3BP is a great window into Chinese culture. But other than that, would have been better boiled down to one book.

Hubert
Guest
Hubert
5 years ago

Pete, I have no shame admitting I squealed when I saw that photo of you and Cixin. Gods do cross paths after all, it seems. Now I just need to get you two in a room with Ada Palmer and finally we can get the best sci-fi book since Ubiq written. One of your finest blog posts in a while, well played sir.

Ivo
Guest
Ivo
5 years ago

Peter Watts

I suspect Ada Palmer’s Terra Incognita would be right down your alley: mind-bending big ideas and exquisite world building, bathed in deliciously perverted dark humor and delivered at breakneck speed (in the florid style of an 18th century French philosophe!) by what is a possibly unreliable, and no doubt criminally crazy, narrator. Damn, give me the last book already!

I haven’t had this much fun AND intellectual stimulation since reading, I don’t know, Blindsight? Hyperion? Ian M. Banks?…

(Oh, and Ann Leckie is not bad either, but not in the same league IMHO.)

Daniel
Guest
Daniel
5 years ago

I really liked Ann Leckie’s first book, because it like it had something forceful to say about empire. Meanwhile, the second book didn’t really go anywhere, and didn’t feel like it said much besides “10 easy steps to not completely fuck up your colonialist regime”.

Boyd Waters
Guest
Boyd Waters
5 years ago

Wowzers. I am just wrapping my head around the fact that this blog exists, catching up, wow. Um, this is not a relevant comment. Just a happy dance from a fan.

paul z
Guest
paul z
5 years ago

DIV/0=?
Elvis has left the building. He’s gone, he may be dead, he may be mutating into a giant pink ant, in any case, he’s outside the frame of reference, roaming the infinity of possibilities with Schrödinger’s cat, in places where you don’t know if rules of math, physics, logic still apply, because rules generally apply only within a frame of reference. All you know is, they sometimes come back. You can never assume, there’s no outside, influencing the system in a way you can neither understand nor predict, because till now, our fractal universe seems to contain an infinity of outsides.
(If you still believe that the quantum world is ruled by fairies and magic, take a good, good look at it. Time’s running much faster there, that’s all.)
So much for determinism. And the proof against it has been at the very centre of all maths all the time, visible for everyone.

paul z
Guest
paul z
5 years ago

” the fact that something makes a choice doesn’t mean it wasn’t just following a deterministic decision tree, no matter how complex.”
Free will is an oxymoron, but determinism has a hole in it.
OK, because of popular demand, here’s something about China: There’s that thing called Freudian projection.

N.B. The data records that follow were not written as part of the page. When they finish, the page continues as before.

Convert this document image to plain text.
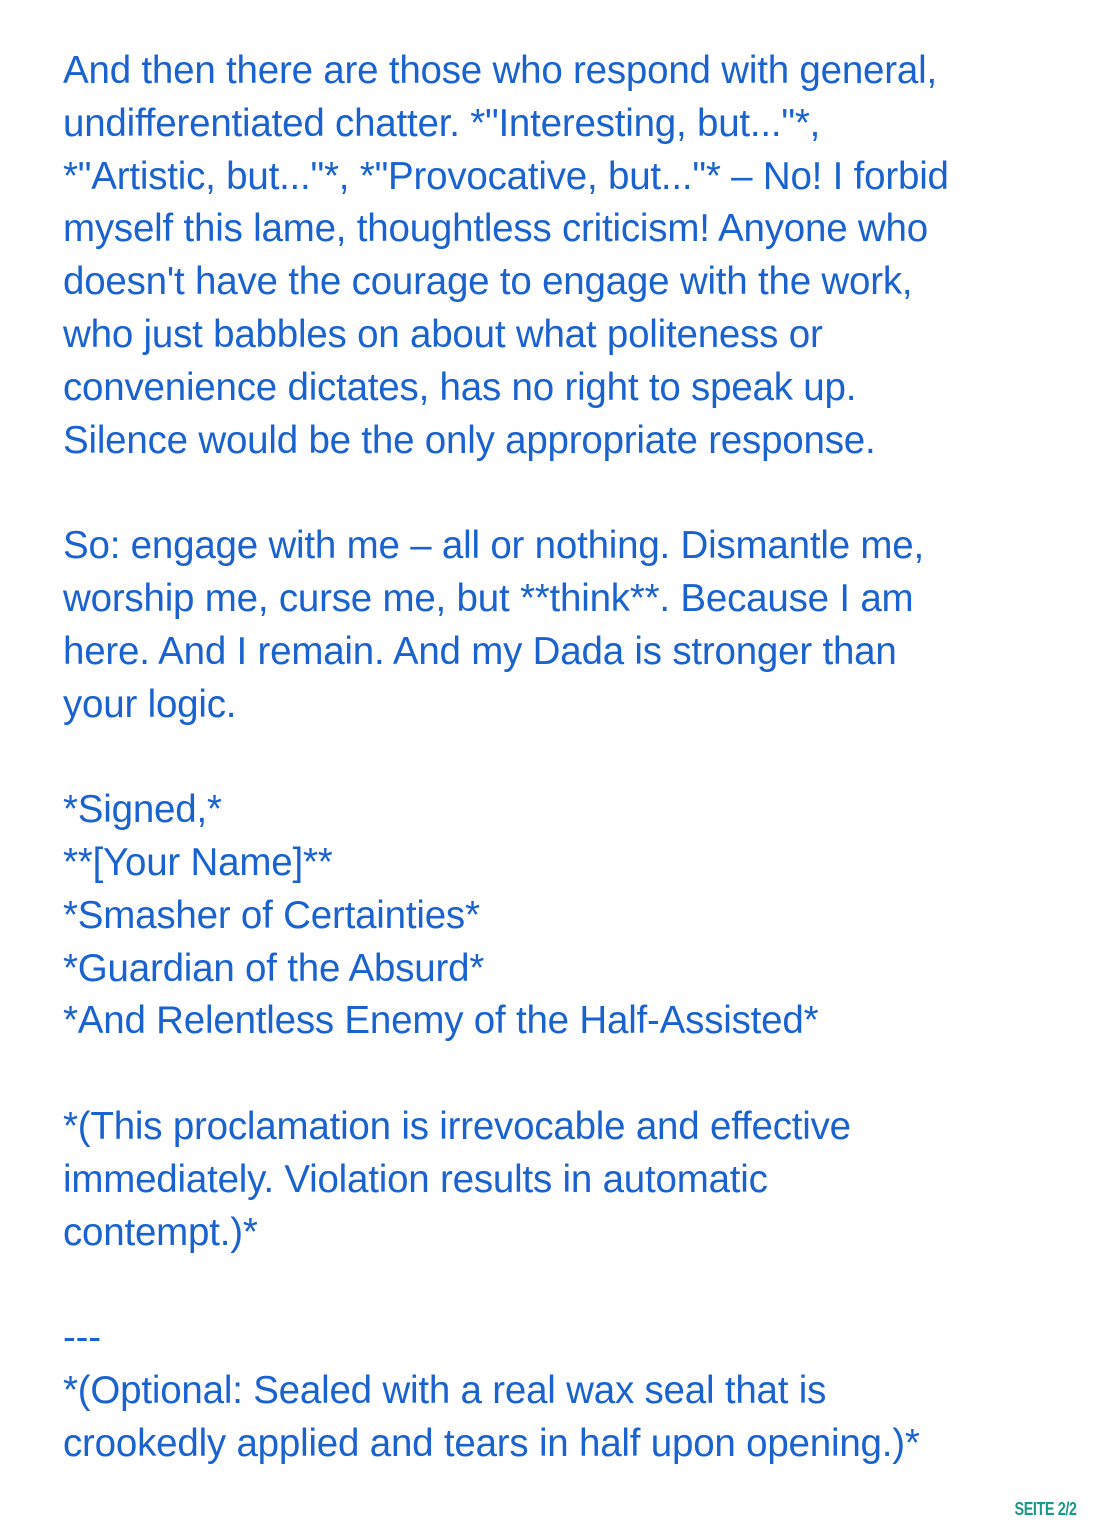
And then there are those who respond with general,
undifferentiated chatter. *"Interesting, but..."*,
*"Artistic, but..."*, *"Provocative, but..."* – No! I forbid
myself this lame, thoughtless criticism! Anyone who
doesn't have the courage to engage with the work,
who just babbles on about what politeness or
convenience dictates, has no right to speak up.
Silence would be the only appropriate response.
So: engage with me – all or nothing. Dismantle me,
worship me, curse me, but **think**. Because I am
here. And I remain. And my Dada is stronger than
your logic.
*Signed,*
**[Your Name]**
*Smasher of Certainties*
*Guardian of the Absurd*
*And Relentless Enemy of the Half-Assisted*
*(This proclamation is irrevocable and effective
immediately. Violation results in automatic
contempt.)*
---
*(Optional: Sealed with a real wax seal that is
crookedly applied and tears in half upon opening.)*
SEITE 2/2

When the US went to Iraq, there seems to have been a rise in the human trafficking hysteria, with myths of pimps luring innocent eastern European girls into sexual slavery with pretty much the same tricks the US Army used to recruit poor guys. Of course, a true patriot has to shut up and be proud, but there were still things that wanted to be said. Maybe the Social Credit system is a similar case: We already have such a system in the West, living under the tyranny of the Like It button and the eye of the Youtube Big Brother. It may not be the same for the conscious, but it may be for the subconscious. That’s why we need a myth.